Меня с детства удивляло, что люди живут свою единственную жизнь так, словно это одна из многих их жизней. Распыляют и распыляют безрадостные дни. Но кто-то и в них находит удовольствие, внушает себе, что живет нормально. Мне же, подобно Обломову, самому живущему еще бездеятельней, хотелось кричать: «И это жизнь?!» Да и до сих пор хочется. И может, чтобы зафиксировать эти свои и других людей безрадостные дни, я и занимаюсь литературой.
— А как ты пишешь? Придумываешь всю книгу от начала до финала, рисуешь ее план…

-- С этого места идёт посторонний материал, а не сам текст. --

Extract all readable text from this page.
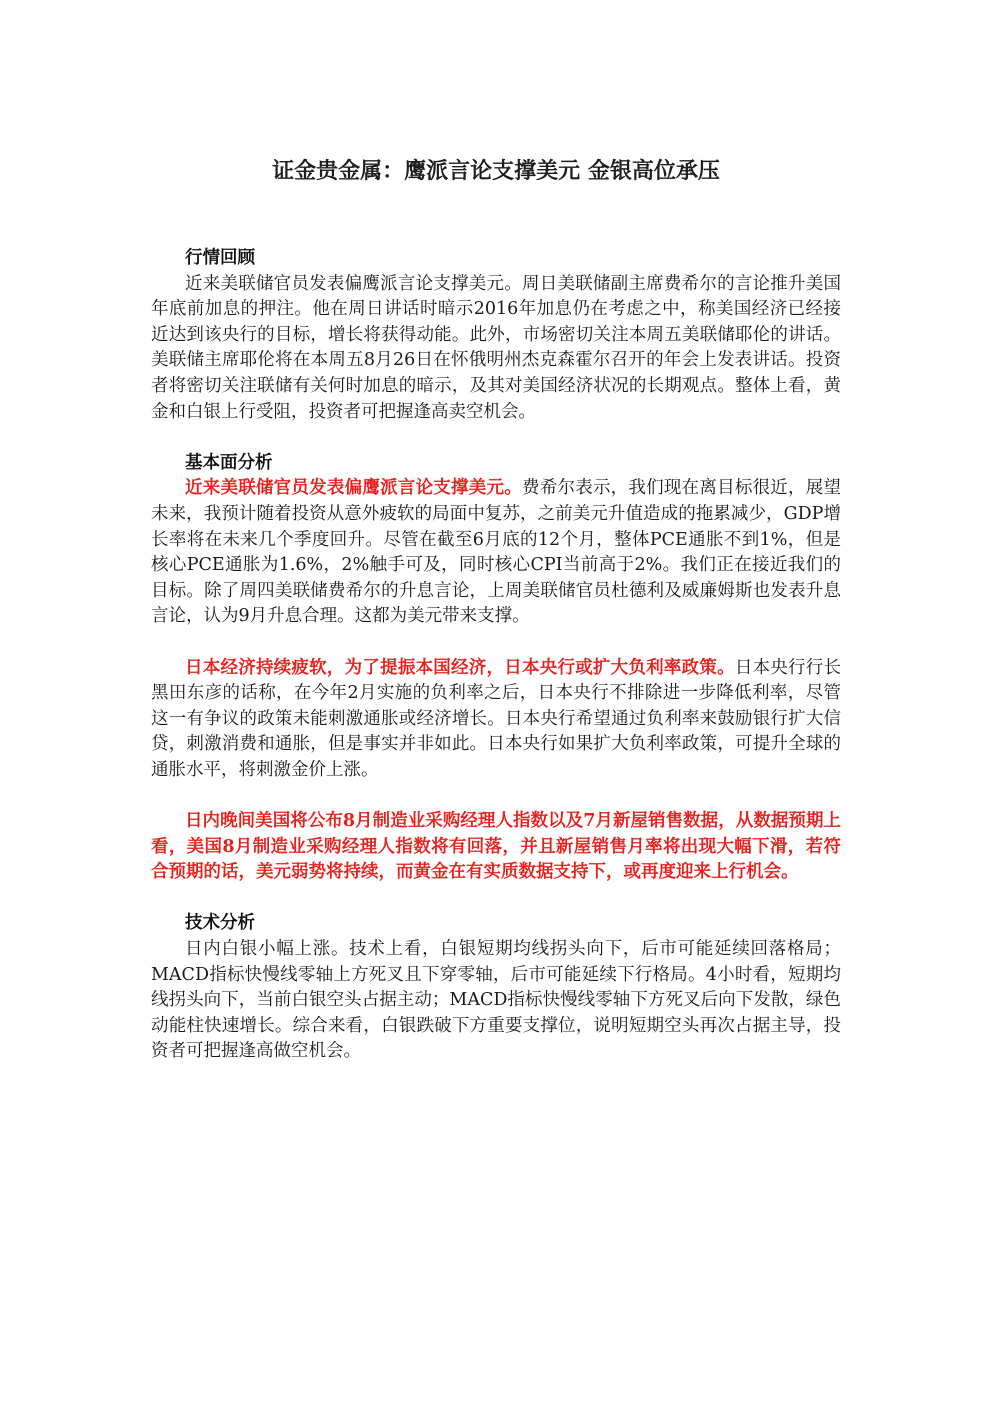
证金贵金属：鹰派言论支撑美元 金银高位承压
行情回顾

近来美联储官员发表偏鹰派言论支撑美元。周日美联储副主席费希尔的言论推升美国年底前加息的押注。他在周日讲话时暗示2016年加息仍在考虑之中，称美国经济已经接近达到该央行的目标，增长将获得动能。此外，市场密切关注本周五美联储耶伦的讲话。美联储主席耶伦将在本周五8月26日在怀俄明州杰克森霍尔召开的年会上发表讲话。投资者将密切关注联储有关何时加息的暗示，及其对美国经济状况的长期观点。整体上看，黄金和白银上行受阻，投资者可把握逢高卖空机会。

基本面分析

近来美联储官员发表偏鹰派言论支撑美元。费希尔表示，我们现在离目标很近，展望未来，我预计随着投资从意外疲软的局面中复苏，之前美元升值造成的拖累减少，GDP增长率将在未来几个季度回升。尽管在截至6月底的12个月，整体PCE通胀不到1%，但是核心PCE通胀为1.6%，2%触手可及，同时核心CPI当前高于2%。我们正在接近我们的目标。除了周四美联储费希尔的升息言论，上周美联储官员杜德利及威廉姆斯也发表升息言论，认为9月升息合理。这都为美元带来支撑。

日本经济持续疲软，为了提振本国经济，日本央行或扩大负利率政策。日本央行行长黑田东彦的话称，在今年2月实施的负利率之后，日本央行不排除进一步降低利率，尽管这一有争议的政策未能刺激通胀或经济增长。日本央行希望通过负利率来鼓励银行扩大信贷，刺激消费和通胀，但是事实并非如此。日本央行如果扩大负利率政策，可提升全球的通胀水平，将刺激金价上涨。

日内晚间美国将公布8月制造业采购经理人指数以及7月新屋销售数据，从数据预期上看，美国8月制造业采购经理人指数将有回落，并且新屋销售月率将出现大幅下滑，若符合预期的话，美元弱势将持续，而黄金在有实质数据支持下，或再度迎来上行机会。

技术分析

日内白银小幅上涨。技术上看，白银短期均线拐头向下，后市可能延续回落格局；MACD指标快慢线零轴上方死叉且下穿零轴，后市可能延续下行格局。4小时看，短期均线拐头向下，当前白银空头占据主动；MACD指标快慢线零轴下方死叉后向下发散，绿色动能柱快速增长。综合来看，白银跌破下方重要支撑位，说明短期空头再次占据主导，投资者可把握逢高做空机会。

— Чаще всего вся повесть или рассказ приходят целиком. С завязкой (какой-никакой), финалом. Но в основном в процессе работы многое меняется, иногда неузнаваемо, по сравнению с первоначальным вариантом. Когда вещь большая, приходится намечать план, записывать на полях какие-то детали, черты эпизодических, но важных персонажей. Очень редко бывает, что пишу как бог на душу положит, начиная с одной фразы, эпизода, а потом приходит дальнейшее.
— Не считаешь ли, что русская литература чрезмерно заселена невротиками, ипохондриками, блаженными страдальцами? Сильных, светлых, счастливых людей мало. Отчего? Все-таки, кажется мне, русские — не самый несчастный народ?
— Невротики и прочие — это вообще самые распространенные герои мировой литературы. Да и в жизни любой человек часто испытывает срывы, приступы ипохондрии, депрессию. А литературе человек в таком состоянии куда интереснее. Что же касается жизнеутверждающих произведений, где бы действовал настоящий герой (не антигерой), думаю, в их появлении многое, если не все, зависит от общественного климата. В шестидесятые годы девятнадцатого века появились писатели-этнографы, которые искали нечто светлое в жизни простых людей (другое дело, что в общем-то не нашли), во время революции девятьсот пятого — седьмого годов даже такой мрачный писатель, как Леонид Андреев, написал, пожалуй, самые свои если не светлые, то жизне-, правдоутверждающие вещи — «Марсельеза», «Губернатор», «Так было», «Из рассказа, который никогда не будет окончен», «К звездам», «Савва»… Был подъем жизнеутверждающей литературы и в двадцатые годы, в шестидесятые. Сильного, светлого, счастливого человека из головы выдумать невозможно, он должен стать осязаемым. Недаром, когда почувствовалось, что в общество вот-вот вольется новое, живое, деятельное поколение, появилось, кроме прочего, такое произведение, как «Ура!» Сергея Шаргунова (2002) — манифест этого поколения. Но поколение это, видимо, растворилось в офисах и корпорациях, пристроилось на подхвате у матерых дядь-политиков, бизнесменов. По крайней мере, всплеск начала нулевых сегодня практически сошел на нет. Вновь стала мрачнеть и литература.